Amor Fati
QUOTE
Marcus Aurelius once said…
“What stands in the way becomes the way.”
(Ancient Roman emperor)
CONCEPT
Amor Fati
Amor Fati is a Latin phrase meaning "love of fate." It's the practice of not merely accepting what happens to you—good or bad—but actively embracing it as necessary and even good. It’s not tolerance or resignation, but actual love.
The concept asks: what if everything that happened to you was exactly what was supposed to happen? Not because the universe is fair, but because resistance to reality is always more costly than acceptance of it.
STORY
Tragic … Acceptance?
On the morning of October 13, 1972, a chartered plane carrying 45 people—including a Uruguayan rugby team, their family members, and friends—slammed into a remote peak in the Andes Mountains. The impact killed 12 people instantly. The survivors found themselves stranded at over 11,500 feet, in brutal cold, with almost no food, no rescue equipment, and no way to signal the outside world.
Sixteen days after the crash, while the survivors were still alive, the Uruguayan and Chilean governments officially called off the search. A radio they had salvaged from the wreckage delivered the news directly to the group.

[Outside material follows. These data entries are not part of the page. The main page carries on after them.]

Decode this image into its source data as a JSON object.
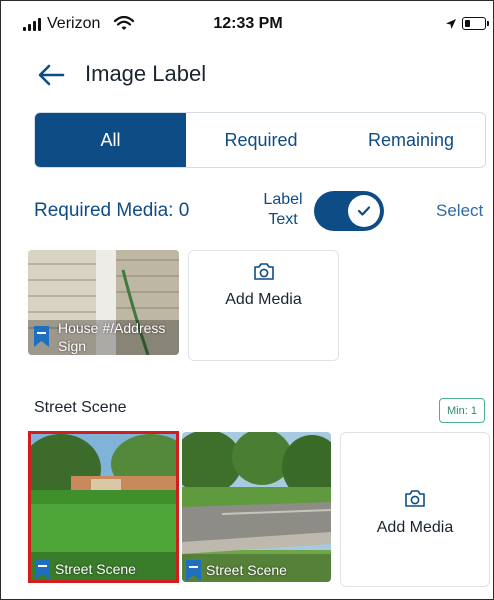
{
  "status_bar": {
    "carrier": "Verizon",
    "time": "12:33 PM"
  },
  "header": {
    "title": "Image Label",
    "back_icon": "arrow-left-icon"
  },
  "tabs": [
    {
      "label": "All",
      "active": true
    },
    {
      "label": "Required",
      "active": false
    },
    {
      "label": "Remaining",
      "active": false
    }
  ],
  "controls": {
    "required_media": "Required Media: 0",
    "label_text": "Label Text",
    "label_text_on": true,
    "select": "Select"
  },
  "first_section": {
    "items": [
      {
        "type": "photo",
        "caption": "House #/Address Sign"
      },
      {
        "type": "add",
        "label": "Add Media"
      }
    ]
  },
  "street_scene": {
    "title": "Street Scene",
    "min_badge": "Min: 1",
    "items": [
      {
        "type": "photo",
        "caption": "Street Scene",
        "selected": true
      },
      {
        "type": "photo",
        "caption": "Street Scene",
        "selected": false
      },
      {
        "type": "add",
        "label": "Add Media"
      }
    ]
  },
  "colors": {
    "primary": "#0e4c86",
    "selected_border": "#d01d1d",
    "min_badge": "#4cb08a"
  }
}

They were, by official determination, dead.
What happened next is one of the most remarkable acts of psychological adaptation in recorded survival history.
Rather than collapsing into despair—though despair certainly visited them—the survivors made a collective decision to treat their situation not as a catastrophe to escape from mentally, but as a reality to be lived inside of fully. They organized. They assigned roles. They made rules. They problem-solved with the materials fate had handed them.
When the food ran out, they made the agonizing decision to consume the flesh of those who had died in the crash—a choice several described not as horror, but as a gift from their deceased friends and family members who wanted them to live. They reframed the unbearable as an act of love.
After 72 days, two survivors—Nando Parrado and Roberto Canessa—trekked for 10 days across glaciers and mountain passes with no climbing equipment, eventually reaching a Chilean farmer who alerted authorities. On December 22, 1972, the remaining 16 survivors were rescued.
When asked how they endured, many pointed not to hope—but to acceptance. They had stopped waiting for their circumstances to change and accepted the situation they had found themselves in.